En rigor, el Presidente se encuentra en una disyuntiva que se precipitó dramáticamente. Dado que su mundo carece de proyecto, se verá obligado a escoger entre las dos alternativas disponibles. Por un lado, el proyecto de izquierda radical, propugnado por el PC; y, por otro, el socialdemócrata, defendido por el PS. El primero supone agudizar los conflictos, perpetuar el octubrismo y concentrar el máximo de poder posible para impulsar de una buena vez las transformaciones. Es una vía que no teme acercarse a ciertas formas de autoritarismo, pues no cree en los contrapesos democráticos —si alguien tiene dudas, la Convención Constitucional ofrece buenas ilustraciones casi todos los días—. Así debe entenderse el “manual” que la ministra del Interior quiere entregar a los medios —para que estos informen como el Gobierno quiere que informen, era que no—, o las acerbas críticas a la prensa de la flamante directora del CNTV, Faride Zerán. Se trata de una alternativa compleja, en parte porque el mismo Boric nunca ha estado convencido de ella, y en parte porque supone encerrar al Gobierno en una evidente minoría política y parlamentaria. El segundo camino, la socialdemocracia, es duro, en la medida en que implica negar la propia historia: una montaña de movilizaciones habrá parido un ratón reformista.

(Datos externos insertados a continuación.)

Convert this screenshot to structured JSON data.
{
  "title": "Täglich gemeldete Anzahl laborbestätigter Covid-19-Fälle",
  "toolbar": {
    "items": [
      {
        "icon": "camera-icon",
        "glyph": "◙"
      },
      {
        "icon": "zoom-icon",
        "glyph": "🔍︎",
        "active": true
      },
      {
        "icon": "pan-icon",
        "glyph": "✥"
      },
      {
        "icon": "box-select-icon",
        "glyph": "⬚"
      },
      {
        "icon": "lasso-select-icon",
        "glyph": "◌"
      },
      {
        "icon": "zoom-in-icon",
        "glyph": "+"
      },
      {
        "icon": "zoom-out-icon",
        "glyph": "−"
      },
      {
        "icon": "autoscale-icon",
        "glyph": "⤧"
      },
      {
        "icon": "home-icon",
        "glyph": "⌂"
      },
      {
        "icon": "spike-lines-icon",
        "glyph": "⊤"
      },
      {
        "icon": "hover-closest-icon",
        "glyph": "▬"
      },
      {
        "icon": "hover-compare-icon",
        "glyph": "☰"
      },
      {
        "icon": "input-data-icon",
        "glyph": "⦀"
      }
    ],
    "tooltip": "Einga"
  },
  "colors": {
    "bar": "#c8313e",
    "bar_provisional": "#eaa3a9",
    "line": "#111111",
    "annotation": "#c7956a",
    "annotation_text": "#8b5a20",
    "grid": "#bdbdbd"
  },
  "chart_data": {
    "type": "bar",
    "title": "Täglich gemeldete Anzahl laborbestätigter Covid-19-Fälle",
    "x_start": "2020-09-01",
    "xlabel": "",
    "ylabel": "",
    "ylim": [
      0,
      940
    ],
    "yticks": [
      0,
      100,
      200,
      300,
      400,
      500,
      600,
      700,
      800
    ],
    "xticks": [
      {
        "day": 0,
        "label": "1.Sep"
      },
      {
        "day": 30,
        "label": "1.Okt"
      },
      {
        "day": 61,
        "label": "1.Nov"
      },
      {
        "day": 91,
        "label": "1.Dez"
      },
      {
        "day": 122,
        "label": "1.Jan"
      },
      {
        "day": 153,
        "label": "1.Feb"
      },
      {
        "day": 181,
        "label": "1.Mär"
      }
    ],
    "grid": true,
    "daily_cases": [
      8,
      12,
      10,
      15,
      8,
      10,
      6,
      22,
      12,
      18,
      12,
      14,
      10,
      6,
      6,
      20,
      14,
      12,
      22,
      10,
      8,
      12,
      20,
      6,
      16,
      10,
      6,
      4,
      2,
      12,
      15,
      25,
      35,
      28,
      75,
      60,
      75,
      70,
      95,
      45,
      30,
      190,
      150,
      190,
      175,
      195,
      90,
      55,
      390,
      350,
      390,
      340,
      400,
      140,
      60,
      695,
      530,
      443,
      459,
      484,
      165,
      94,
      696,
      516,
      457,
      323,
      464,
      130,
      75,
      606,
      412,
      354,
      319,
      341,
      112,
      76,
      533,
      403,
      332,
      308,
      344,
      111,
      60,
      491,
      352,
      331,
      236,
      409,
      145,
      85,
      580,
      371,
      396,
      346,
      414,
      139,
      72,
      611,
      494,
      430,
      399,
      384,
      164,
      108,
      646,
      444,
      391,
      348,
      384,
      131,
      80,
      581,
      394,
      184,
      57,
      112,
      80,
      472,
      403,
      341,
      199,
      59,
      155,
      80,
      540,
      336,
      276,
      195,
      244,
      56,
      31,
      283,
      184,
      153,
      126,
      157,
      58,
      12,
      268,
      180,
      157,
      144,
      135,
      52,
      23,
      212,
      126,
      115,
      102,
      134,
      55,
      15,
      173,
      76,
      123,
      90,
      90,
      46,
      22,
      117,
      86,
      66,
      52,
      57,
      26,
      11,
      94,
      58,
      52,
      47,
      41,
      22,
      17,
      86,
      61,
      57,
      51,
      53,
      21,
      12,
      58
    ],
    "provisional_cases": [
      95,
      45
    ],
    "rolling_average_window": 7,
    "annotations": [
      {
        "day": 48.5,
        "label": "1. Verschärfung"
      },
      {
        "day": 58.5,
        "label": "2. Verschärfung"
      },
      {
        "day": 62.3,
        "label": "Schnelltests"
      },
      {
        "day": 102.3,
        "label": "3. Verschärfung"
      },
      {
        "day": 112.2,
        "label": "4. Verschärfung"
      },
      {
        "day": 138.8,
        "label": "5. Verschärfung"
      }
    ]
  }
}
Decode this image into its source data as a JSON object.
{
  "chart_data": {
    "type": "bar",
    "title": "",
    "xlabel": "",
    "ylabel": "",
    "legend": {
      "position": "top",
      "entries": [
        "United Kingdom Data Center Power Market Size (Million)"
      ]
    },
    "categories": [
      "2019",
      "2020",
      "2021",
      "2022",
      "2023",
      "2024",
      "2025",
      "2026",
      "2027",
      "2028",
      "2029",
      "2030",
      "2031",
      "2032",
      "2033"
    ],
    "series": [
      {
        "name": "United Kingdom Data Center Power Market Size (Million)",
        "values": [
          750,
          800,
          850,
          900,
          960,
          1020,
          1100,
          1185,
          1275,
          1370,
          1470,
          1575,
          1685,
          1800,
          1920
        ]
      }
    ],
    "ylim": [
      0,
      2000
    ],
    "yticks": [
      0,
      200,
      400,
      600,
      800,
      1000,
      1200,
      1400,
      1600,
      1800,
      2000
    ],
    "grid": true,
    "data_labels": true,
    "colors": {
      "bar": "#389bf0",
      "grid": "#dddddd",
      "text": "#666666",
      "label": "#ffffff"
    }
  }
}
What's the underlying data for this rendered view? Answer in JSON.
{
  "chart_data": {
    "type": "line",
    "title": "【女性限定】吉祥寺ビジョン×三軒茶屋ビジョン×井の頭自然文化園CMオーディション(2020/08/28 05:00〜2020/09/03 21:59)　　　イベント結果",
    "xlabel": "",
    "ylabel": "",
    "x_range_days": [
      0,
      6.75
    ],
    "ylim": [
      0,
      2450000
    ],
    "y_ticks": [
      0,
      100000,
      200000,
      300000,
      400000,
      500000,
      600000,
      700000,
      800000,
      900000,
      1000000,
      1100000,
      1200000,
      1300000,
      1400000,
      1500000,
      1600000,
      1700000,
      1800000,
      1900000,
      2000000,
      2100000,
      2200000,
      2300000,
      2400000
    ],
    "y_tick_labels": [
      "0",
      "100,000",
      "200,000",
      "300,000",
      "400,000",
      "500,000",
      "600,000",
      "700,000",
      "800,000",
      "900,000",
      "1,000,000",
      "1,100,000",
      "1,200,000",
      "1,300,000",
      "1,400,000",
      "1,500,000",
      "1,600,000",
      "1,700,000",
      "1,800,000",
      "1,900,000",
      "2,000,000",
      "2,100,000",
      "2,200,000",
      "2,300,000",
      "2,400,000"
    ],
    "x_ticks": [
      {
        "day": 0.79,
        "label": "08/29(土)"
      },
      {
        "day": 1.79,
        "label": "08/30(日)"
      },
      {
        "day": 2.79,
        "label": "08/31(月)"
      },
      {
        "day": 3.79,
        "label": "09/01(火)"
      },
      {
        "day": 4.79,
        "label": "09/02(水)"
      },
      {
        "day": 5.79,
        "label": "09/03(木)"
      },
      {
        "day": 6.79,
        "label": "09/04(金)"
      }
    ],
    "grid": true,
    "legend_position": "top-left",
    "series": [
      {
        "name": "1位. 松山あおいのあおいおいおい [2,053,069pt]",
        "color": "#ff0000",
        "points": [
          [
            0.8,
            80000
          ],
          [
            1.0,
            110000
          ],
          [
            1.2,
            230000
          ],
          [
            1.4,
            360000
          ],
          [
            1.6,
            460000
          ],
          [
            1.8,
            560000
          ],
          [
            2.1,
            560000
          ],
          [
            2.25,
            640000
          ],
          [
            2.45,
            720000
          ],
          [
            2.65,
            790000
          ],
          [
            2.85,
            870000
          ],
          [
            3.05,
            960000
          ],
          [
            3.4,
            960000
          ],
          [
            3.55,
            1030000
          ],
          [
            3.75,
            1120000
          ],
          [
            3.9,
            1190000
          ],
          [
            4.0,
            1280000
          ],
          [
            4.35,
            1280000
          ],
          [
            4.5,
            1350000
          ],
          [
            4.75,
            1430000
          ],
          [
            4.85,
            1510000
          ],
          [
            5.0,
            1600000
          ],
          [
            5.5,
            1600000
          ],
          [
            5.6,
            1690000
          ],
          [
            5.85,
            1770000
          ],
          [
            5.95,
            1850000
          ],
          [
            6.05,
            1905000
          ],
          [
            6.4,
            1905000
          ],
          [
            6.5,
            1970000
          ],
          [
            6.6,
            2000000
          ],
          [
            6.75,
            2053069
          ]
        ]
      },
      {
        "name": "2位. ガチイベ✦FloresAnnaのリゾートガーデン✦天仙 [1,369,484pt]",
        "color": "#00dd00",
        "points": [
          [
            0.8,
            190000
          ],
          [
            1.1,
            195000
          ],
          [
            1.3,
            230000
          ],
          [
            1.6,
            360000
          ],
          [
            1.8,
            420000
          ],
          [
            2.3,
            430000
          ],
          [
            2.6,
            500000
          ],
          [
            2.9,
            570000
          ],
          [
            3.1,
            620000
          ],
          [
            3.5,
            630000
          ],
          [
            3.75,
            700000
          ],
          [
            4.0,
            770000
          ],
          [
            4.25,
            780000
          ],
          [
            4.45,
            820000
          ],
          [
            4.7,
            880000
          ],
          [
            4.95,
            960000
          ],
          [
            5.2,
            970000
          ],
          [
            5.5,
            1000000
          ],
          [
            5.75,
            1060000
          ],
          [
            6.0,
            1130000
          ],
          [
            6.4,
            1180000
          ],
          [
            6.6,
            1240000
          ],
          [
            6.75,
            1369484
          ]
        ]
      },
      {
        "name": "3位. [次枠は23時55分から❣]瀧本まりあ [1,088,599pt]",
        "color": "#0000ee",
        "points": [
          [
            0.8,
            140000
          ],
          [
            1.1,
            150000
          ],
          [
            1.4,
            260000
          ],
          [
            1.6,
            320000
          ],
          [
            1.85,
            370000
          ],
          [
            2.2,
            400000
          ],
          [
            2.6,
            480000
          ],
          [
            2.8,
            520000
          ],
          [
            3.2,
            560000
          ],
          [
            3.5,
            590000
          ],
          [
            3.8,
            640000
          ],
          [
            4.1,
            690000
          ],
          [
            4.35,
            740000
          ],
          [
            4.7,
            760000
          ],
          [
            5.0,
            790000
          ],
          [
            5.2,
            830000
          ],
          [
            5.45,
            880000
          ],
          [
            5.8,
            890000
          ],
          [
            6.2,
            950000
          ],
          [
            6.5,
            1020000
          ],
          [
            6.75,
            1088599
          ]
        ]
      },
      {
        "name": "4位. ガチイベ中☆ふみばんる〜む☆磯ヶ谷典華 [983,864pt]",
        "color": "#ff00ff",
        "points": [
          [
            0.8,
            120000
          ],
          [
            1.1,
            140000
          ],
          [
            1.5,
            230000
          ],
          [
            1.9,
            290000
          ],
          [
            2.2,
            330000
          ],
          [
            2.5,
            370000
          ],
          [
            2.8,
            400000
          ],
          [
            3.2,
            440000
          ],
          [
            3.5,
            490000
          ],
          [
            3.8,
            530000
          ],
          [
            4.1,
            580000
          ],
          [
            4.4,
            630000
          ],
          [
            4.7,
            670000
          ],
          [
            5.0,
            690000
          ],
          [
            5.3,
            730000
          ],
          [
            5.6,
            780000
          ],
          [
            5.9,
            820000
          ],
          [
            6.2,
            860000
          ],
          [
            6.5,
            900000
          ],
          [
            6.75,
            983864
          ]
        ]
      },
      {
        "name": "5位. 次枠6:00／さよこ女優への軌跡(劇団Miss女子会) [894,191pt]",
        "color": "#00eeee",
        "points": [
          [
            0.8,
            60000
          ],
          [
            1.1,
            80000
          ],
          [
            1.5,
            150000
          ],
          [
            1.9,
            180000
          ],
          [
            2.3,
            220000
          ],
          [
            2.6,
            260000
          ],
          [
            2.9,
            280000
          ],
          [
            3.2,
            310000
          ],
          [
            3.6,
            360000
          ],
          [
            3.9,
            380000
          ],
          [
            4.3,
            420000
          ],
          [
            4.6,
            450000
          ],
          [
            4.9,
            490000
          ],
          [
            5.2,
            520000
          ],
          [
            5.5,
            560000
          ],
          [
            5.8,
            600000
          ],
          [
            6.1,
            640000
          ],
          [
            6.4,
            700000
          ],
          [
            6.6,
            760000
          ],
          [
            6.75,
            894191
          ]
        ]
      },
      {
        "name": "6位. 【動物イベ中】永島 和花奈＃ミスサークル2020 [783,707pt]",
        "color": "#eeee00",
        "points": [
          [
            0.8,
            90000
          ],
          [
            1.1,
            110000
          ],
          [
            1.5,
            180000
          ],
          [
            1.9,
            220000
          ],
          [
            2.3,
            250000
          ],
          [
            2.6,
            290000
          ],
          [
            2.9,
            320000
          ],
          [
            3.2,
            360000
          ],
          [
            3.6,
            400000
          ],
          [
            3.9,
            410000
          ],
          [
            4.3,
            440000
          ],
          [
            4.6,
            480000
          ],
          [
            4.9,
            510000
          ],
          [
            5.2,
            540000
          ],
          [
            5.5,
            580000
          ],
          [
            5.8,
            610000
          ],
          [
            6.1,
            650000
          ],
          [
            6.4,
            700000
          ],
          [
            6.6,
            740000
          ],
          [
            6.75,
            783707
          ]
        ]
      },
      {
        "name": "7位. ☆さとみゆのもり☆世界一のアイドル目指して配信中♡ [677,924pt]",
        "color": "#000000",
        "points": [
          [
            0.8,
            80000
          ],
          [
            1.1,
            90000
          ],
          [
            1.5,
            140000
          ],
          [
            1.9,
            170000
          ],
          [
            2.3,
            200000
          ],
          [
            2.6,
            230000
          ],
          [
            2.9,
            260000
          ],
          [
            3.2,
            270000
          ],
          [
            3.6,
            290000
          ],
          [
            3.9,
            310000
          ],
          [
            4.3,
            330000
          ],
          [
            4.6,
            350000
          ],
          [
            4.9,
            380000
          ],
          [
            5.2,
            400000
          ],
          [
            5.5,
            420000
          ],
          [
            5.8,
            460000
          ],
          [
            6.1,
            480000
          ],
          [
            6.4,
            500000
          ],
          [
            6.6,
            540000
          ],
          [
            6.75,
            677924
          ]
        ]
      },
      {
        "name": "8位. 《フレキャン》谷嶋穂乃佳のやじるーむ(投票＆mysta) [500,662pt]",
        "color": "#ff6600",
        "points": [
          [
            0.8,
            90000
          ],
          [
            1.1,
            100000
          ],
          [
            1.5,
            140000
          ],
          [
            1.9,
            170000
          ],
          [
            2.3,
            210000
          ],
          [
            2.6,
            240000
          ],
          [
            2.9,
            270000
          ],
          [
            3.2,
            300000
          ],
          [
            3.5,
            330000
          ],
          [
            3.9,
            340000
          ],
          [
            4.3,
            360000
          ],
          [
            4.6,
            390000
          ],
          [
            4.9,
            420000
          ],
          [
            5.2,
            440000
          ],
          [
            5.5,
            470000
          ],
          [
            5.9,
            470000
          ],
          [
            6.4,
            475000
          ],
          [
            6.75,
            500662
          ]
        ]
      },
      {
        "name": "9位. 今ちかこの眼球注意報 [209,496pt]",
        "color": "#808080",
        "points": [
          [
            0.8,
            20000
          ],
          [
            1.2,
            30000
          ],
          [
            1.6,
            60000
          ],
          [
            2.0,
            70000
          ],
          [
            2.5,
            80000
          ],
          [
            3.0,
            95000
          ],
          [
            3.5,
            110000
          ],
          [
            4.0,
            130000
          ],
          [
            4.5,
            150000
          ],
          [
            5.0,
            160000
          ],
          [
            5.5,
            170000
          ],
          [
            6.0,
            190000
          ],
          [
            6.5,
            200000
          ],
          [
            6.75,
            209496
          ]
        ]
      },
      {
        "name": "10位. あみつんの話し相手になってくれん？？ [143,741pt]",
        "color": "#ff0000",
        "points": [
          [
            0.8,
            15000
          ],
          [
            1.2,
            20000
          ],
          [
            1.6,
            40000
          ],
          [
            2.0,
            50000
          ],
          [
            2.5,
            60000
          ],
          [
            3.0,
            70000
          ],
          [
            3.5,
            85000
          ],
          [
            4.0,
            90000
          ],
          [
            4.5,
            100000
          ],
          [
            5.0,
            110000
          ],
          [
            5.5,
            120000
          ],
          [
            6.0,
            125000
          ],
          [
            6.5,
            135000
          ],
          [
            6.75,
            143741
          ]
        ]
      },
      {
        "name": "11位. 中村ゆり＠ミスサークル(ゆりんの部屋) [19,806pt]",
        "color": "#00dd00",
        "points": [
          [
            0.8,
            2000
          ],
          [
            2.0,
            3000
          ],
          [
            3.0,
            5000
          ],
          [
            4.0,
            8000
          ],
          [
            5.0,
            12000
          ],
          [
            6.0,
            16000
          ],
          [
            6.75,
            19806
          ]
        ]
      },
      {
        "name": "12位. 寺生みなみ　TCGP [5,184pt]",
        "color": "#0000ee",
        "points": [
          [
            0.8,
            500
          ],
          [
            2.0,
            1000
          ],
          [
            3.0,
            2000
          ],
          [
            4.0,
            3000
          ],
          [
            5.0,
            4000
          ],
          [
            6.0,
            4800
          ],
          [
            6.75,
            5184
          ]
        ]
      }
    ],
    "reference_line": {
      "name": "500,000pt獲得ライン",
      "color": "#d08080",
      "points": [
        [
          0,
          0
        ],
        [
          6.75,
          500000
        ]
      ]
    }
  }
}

Por cierto, el Frente Amplio quisiera encontrar una síntesis equidistante de estas alternativas, que le permitiera conservar su identidad. No obstante, ese espacio no existe y, en cualquier caso, nunca se intentó formular seriamente. Si esta generación supuso que el carisma y la juventud bastaban para suplir esos silencios, cometió un error colosal. Peor, podría desperdiciar en pocos meses la situación más propicia que la izquierda ha tenido en dos siglos.

El Presidente Boric ha manifestado en repetidas ocasiones su admiración por Salvador Allende. Supongo que no ignora que, al no definirse nunca entre proyectos incompatibles, el gobierno de la Unidad Popular se condenó a la total esterilidad política. Cabe notar, eso sí, una diferencia. Allende debió enfrentar ese dilema un año después de su elección, y nada indica que Boric pueda disponer de ese plazo, que corresponde a otros tiempos.